Execution of Communication Operations

Communication operations are executed by CCL worker threads (workers). The number of workers is controlled by the CCL_WORKER_COUNT environment variable.

Workers affinity is controlled by CCL_WORKER_AFFINITY.

By setting workers affinity you can specify which CPU cores are used by CCL workers. The general rule of thumb is to use different CPU cores for compute (e.g. by specifying KMP_AFFINITY) and for CCL communication.
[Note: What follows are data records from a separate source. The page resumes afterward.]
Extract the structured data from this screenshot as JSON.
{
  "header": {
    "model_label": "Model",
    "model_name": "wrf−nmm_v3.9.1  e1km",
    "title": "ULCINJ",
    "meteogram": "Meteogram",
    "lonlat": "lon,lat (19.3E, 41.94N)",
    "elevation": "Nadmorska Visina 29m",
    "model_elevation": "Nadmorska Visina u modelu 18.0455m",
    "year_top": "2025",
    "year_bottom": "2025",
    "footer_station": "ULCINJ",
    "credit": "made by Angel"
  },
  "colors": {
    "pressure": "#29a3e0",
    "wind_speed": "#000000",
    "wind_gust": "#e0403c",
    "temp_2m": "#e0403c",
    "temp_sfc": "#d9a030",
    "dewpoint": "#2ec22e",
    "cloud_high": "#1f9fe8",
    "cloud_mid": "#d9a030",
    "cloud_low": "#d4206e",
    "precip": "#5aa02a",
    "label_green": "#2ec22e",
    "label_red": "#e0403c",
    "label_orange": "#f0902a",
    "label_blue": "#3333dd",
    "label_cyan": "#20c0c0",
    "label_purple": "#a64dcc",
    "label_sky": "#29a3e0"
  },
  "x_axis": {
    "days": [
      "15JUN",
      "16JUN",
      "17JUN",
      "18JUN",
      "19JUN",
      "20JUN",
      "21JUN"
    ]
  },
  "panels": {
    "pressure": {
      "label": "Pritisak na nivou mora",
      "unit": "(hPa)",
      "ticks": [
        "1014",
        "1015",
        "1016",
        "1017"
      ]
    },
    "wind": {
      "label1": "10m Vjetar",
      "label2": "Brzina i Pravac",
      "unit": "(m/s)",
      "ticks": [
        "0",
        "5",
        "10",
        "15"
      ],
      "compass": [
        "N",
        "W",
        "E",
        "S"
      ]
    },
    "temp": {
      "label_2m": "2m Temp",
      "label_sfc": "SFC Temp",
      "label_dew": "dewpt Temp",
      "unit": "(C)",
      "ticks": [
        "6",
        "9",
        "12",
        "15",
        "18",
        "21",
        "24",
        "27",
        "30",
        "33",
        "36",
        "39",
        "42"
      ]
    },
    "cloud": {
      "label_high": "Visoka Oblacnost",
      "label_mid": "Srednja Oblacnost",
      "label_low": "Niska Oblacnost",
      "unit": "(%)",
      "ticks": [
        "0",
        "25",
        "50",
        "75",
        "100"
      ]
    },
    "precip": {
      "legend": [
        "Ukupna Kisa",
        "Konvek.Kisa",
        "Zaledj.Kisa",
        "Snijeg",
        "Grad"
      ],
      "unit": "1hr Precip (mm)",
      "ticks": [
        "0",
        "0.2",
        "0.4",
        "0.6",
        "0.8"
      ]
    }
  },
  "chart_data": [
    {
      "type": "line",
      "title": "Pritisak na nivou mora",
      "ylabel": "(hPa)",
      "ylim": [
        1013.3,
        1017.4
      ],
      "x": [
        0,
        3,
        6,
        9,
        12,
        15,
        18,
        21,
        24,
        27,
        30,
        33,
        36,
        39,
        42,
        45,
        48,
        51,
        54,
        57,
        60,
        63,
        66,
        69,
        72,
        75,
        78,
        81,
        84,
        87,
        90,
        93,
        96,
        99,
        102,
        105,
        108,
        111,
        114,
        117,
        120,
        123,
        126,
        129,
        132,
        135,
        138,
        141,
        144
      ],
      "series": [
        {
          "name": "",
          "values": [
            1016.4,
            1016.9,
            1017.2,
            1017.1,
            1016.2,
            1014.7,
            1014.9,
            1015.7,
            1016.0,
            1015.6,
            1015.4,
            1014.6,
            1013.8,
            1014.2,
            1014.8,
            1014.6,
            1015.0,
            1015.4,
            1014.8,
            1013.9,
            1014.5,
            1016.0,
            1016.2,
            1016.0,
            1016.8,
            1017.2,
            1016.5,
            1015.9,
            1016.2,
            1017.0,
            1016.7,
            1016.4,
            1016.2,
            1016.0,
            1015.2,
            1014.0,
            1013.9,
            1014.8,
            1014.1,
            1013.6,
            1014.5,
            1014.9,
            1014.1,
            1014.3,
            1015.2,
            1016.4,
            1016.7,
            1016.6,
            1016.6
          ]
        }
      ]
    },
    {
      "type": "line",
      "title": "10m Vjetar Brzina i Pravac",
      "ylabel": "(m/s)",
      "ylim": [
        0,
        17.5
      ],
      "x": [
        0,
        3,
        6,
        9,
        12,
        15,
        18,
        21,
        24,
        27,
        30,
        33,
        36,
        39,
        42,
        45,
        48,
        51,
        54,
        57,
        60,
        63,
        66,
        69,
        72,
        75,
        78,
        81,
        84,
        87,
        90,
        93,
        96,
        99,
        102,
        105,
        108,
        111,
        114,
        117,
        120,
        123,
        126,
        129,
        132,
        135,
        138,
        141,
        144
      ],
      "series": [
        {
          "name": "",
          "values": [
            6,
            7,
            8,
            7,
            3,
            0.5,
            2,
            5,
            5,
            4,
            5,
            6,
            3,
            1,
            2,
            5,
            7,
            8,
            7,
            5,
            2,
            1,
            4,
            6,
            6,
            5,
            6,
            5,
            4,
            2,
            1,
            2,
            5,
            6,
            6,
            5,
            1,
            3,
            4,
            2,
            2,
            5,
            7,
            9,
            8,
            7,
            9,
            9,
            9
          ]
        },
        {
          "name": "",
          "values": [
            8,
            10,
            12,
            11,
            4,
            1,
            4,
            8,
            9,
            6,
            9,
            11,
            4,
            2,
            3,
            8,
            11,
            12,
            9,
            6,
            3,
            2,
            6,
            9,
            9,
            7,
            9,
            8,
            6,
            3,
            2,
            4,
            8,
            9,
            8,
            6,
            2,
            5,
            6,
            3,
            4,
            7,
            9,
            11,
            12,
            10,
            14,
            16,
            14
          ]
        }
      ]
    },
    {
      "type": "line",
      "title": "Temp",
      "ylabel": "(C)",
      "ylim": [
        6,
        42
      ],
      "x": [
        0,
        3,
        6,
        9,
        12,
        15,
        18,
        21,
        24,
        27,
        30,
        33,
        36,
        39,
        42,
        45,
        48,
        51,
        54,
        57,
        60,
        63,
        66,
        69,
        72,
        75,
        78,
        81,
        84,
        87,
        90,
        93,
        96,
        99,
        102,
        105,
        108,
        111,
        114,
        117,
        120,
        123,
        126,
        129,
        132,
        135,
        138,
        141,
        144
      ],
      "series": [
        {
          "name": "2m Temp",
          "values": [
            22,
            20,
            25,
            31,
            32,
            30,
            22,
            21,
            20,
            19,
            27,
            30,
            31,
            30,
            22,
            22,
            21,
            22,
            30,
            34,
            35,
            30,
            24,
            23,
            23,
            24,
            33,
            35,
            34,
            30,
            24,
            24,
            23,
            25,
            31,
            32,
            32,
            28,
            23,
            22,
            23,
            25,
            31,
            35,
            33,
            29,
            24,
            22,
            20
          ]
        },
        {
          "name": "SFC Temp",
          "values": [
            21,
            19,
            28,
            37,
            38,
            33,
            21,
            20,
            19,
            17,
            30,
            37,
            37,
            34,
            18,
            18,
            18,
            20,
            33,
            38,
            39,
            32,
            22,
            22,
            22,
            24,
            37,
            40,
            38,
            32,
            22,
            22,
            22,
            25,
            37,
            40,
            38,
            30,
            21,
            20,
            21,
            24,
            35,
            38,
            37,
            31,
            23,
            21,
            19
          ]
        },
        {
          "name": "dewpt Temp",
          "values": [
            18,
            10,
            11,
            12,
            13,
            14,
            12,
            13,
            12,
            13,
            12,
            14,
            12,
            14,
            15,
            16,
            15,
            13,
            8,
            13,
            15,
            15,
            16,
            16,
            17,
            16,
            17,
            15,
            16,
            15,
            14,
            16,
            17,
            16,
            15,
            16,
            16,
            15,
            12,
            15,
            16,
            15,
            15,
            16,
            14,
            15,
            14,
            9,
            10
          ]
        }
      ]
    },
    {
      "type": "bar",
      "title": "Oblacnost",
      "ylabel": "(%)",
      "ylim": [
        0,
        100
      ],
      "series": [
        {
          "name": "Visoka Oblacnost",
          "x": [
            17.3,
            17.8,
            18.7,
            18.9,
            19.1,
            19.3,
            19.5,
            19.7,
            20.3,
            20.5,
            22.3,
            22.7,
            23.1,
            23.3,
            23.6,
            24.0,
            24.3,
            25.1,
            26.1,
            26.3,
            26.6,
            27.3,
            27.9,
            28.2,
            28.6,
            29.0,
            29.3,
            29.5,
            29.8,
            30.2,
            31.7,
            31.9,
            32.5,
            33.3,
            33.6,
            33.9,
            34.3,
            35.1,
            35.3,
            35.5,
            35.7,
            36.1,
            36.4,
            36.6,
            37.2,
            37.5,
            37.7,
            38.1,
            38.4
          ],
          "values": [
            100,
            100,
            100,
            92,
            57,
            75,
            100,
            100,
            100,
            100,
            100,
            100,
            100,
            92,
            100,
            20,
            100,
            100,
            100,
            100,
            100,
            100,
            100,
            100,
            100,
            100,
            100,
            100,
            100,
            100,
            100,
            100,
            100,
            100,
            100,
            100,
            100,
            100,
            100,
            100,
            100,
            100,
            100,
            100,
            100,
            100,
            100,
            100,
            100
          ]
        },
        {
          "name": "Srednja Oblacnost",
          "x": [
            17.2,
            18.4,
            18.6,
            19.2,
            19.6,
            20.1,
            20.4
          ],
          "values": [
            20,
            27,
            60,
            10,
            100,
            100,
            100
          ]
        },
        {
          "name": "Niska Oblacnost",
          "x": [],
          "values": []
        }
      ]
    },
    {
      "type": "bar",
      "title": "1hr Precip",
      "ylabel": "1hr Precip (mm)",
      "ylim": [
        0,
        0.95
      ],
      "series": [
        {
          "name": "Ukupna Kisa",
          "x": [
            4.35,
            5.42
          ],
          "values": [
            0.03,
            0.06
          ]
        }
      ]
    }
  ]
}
There are two ways to set workers affinity: automatic and explicit.

Automatic setup

To set affinity automatically, set CCL_WORKER_AFFINITY to auto.

Example

In the example below, oneCCL creates four workers per process and pins them to the last four cores available for the process (available if mpirun launcher from oneCCL package is used, the exact IDs of CPU cores depend on the parameters passed to mpirun) or to the last four cores on the node.

export CCL_WORKER_COUNT=4
export CCL_WORKER_AFFINITY=auto

Explicit setup

To set affinity explicitly for all local workers, pass ID of the cores to the CCL_WORKER_AFFINITY environment variable.

Example

In the example below, oneCCL creates 4 workers per process and pins them to cores with numbers 3, 4, 5, and 6, respectively:

export CCL_WORKER_COUNT=4
export CCL_WORKER_AFFINITY=3,4,5,6